Even with our custom genetic database, less than half of all Red Sea species were represented with a 16S barcode sequence (474 of the 1071 species). Indeed, some speciose genera were under-represented in our custom database, with ≤10% of the species in their respective genera with a 16S barcode sequence (ESM File S1; ESM Fig. S2). Nonetheless, almost twice as many taxa were confidently assigned to species using our custom database (N = 16) versus the NCBI database (N = 9), despite the same conservative criteria being used in both cases (Table 1).
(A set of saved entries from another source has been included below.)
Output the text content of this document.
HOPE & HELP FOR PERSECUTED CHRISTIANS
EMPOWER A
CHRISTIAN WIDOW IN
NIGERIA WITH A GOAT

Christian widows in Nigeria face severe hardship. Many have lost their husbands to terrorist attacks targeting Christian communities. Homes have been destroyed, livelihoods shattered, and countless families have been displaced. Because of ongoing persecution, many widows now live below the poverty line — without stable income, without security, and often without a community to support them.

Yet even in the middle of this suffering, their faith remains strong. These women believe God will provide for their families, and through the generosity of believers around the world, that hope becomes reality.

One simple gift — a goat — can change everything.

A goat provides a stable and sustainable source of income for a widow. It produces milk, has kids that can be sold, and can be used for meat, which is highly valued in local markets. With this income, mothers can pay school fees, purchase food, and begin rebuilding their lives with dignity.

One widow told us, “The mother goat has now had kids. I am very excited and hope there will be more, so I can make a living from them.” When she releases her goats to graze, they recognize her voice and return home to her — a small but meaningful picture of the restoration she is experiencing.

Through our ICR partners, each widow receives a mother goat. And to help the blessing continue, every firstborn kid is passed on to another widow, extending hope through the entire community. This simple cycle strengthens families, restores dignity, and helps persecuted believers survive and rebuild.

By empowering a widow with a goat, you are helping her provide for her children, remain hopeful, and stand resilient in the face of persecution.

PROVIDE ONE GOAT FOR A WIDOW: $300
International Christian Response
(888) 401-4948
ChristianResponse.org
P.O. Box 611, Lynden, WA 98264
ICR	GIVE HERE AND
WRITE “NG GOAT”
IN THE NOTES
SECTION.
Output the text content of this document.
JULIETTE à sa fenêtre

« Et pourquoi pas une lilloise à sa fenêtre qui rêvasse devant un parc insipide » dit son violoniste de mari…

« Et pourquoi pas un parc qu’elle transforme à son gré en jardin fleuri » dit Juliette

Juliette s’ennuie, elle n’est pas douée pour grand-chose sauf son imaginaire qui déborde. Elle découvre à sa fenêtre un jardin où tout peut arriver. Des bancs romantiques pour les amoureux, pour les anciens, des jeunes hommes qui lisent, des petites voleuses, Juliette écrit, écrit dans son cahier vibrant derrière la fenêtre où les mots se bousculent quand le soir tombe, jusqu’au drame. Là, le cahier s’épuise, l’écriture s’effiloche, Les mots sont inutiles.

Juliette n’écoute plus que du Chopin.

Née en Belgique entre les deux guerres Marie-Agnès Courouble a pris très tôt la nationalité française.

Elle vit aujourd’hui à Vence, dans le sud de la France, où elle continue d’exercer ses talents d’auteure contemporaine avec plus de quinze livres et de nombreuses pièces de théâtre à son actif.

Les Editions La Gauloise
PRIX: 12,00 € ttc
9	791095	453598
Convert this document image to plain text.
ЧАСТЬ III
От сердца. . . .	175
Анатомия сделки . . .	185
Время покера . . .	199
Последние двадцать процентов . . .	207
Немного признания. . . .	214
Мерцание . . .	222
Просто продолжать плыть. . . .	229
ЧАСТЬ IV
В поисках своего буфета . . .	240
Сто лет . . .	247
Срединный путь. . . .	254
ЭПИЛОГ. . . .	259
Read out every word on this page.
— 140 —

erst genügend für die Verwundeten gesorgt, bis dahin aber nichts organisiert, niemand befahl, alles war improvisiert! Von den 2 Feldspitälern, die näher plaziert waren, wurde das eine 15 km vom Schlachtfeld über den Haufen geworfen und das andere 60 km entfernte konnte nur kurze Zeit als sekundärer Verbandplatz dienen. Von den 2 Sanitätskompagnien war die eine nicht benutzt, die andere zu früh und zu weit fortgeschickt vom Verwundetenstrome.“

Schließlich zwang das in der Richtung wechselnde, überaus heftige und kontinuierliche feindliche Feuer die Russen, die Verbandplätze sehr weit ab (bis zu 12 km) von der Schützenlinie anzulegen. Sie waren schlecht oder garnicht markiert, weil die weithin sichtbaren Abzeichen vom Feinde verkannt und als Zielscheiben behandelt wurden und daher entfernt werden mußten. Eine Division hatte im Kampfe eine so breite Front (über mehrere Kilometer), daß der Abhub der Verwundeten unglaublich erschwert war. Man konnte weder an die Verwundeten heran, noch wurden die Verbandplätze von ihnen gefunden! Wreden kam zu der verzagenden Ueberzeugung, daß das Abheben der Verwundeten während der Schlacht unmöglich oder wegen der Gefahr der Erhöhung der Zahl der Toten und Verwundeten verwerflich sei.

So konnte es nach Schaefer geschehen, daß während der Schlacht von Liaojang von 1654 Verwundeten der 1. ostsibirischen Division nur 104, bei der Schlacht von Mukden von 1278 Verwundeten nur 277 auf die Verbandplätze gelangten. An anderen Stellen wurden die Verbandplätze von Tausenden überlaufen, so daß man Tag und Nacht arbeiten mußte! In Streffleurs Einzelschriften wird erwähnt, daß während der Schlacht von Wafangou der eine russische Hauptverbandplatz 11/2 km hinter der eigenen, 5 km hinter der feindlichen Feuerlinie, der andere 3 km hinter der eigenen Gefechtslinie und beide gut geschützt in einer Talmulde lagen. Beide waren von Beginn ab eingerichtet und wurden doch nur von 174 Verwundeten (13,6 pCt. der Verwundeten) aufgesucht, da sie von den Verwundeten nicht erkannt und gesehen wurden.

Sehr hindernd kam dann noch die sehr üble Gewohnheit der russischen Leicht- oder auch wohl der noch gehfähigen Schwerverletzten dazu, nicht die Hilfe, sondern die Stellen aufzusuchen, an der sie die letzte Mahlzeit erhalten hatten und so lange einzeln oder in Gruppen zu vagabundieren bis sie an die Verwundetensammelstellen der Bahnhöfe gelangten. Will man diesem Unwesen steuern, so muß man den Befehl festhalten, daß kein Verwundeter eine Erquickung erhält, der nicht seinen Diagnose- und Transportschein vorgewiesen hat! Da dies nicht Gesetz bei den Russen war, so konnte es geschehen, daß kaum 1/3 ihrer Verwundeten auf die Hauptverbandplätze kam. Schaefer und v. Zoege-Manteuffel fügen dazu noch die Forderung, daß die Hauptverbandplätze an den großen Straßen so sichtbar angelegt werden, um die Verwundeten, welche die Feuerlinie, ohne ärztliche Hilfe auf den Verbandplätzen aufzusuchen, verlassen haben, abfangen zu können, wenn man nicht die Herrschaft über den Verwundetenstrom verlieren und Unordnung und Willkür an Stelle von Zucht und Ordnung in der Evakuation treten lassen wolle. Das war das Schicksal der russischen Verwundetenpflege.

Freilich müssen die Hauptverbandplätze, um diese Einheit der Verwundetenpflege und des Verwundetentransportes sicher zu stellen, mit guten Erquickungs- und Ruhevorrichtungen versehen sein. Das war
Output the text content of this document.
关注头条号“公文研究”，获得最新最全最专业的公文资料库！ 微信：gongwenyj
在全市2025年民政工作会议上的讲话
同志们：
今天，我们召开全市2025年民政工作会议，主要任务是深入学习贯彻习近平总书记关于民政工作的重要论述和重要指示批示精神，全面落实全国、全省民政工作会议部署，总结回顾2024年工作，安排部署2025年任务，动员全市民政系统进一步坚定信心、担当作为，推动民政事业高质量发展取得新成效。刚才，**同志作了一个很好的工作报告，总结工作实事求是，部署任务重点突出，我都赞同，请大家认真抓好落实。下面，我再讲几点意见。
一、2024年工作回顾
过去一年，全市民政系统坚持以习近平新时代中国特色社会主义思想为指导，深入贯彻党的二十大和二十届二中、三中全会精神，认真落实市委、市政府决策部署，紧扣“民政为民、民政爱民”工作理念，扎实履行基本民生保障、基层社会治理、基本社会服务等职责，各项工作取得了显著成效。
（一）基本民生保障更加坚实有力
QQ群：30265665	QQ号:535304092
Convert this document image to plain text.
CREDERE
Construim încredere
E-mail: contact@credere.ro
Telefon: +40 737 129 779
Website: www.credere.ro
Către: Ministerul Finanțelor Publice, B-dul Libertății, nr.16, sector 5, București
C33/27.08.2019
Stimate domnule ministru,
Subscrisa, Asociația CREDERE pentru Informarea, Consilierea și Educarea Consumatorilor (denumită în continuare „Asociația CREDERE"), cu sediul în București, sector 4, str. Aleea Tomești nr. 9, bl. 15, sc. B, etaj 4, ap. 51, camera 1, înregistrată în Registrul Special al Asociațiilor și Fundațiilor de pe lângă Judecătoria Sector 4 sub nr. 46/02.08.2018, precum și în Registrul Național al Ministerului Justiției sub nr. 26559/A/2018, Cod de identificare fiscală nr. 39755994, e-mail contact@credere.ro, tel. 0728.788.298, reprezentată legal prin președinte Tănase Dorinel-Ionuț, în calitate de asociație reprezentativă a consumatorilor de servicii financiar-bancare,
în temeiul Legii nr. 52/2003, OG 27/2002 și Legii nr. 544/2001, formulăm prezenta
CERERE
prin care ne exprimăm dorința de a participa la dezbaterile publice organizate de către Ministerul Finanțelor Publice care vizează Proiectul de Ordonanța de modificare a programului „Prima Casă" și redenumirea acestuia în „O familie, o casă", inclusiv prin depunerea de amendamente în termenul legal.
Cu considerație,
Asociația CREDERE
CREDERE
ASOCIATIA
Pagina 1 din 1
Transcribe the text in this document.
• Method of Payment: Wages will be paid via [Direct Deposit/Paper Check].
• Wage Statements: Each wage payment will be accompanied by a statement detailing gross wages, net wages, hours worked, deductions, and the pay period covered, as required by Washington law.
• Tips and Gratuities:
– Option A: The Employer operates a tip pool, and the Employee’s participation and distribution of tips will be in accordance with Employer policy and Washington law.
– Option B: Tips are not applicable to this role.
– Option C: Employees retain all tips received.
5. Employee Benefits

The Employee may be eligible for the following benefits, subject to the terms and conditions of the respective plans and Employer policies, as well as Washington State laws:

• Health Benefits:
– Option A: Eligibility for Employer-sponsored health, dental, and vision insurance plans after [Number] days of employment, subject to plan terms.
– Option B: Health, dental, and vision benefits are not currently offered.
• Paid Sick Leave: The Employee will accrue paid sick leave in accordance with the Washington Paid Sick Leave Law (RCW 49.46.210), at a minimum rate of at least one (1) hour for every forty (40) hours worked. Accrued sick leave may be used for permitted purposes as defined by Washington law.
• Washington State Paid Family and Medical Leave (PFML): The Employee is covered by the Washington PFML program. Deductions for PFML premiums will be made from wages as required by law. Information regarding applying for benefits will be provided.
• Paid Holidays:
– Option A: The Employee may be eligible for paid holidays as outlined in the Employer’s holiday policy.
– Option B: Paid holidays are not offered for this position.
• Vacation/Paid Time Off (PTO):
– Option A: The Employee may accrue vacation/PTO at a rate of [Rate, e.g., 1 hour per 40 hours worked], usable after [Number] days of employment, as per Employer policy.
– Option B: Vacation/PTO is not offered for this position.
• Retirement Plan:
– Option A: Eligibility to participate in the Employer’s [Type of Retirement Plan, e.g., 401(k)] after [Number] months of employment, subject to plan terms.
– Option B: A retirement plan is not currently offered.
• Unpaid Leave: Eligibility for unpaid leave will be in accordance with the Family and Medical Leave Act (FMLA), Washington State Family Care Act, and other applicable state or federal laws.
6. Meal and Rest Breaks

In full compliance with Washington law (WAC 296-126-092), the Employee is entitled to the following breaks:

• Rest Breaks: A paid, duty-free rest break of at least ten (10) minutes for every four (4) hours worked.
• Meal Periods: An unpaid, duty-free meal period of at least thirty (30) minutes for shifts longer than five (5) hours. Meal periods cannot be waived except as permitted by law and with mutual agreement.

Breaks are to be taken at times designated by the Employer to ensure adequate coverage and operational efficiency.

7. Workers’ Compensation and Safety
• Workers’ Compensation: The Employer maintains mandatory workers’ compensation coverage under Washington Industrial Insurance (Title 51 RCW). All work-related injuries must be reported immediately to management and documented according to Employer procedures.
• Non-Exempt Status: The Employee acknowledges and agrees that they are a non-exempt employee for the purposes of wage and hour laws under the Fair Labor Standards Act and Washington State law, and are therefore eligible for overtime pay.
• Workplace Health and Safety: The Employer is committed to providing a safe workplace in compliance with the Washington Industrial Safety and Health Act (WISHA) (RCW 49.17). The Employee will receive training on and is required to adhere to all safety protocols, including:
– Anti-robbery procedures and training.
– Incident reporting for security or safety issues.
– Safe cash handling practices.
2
Table 1 Summary of reef fish detected (presence/absence) at the species level by seawater sampling at seven coral reefs and a boat harbor along the central Red Sea coastline near Thuwal, Saudi Arabia

Caveats to consider when barcoding seawater samples based on 16S fish DNA include misidentification in the NCBI reference database, incomplete lineage sorting or hybridization between species, or (in our case) a dearth of vouchered sequences from reef fish sampled in the Red Sea. Also, because 16S is a much shorter read for eDNA applications, the taxonomic resolution at the species level is weak, particularly in the Red Sea. Indeed, we have previously shown that intraspecific divergence of reef fish from adjacent Indian Ocean populations can be comparable to interspecific comparisons (DiBattista et al. 2013) and that cryptic lineages are not uncommon (DiBattista et al. 2017). These caveats are not unique to our study or restricted to reef fish, but can be mitigated with increased regional barcoding initiatives, and may be less of an issue for better-characterized coral reefs (e.g., Great Barrier Reef). The benefit of this approach despite its equivocal outcome is that it may prove to be more cost-effective than investing in expensive field time and also that eDNA studies are not limited by poor environmental conditions (e.g., visibility, hazardous conditions) or a lack of taxonomic expertise. These initial eDNA trials from the Red Sea show that the method has several potential applications but that surveys will need to be carefully designed given the number of potentially confounding factors.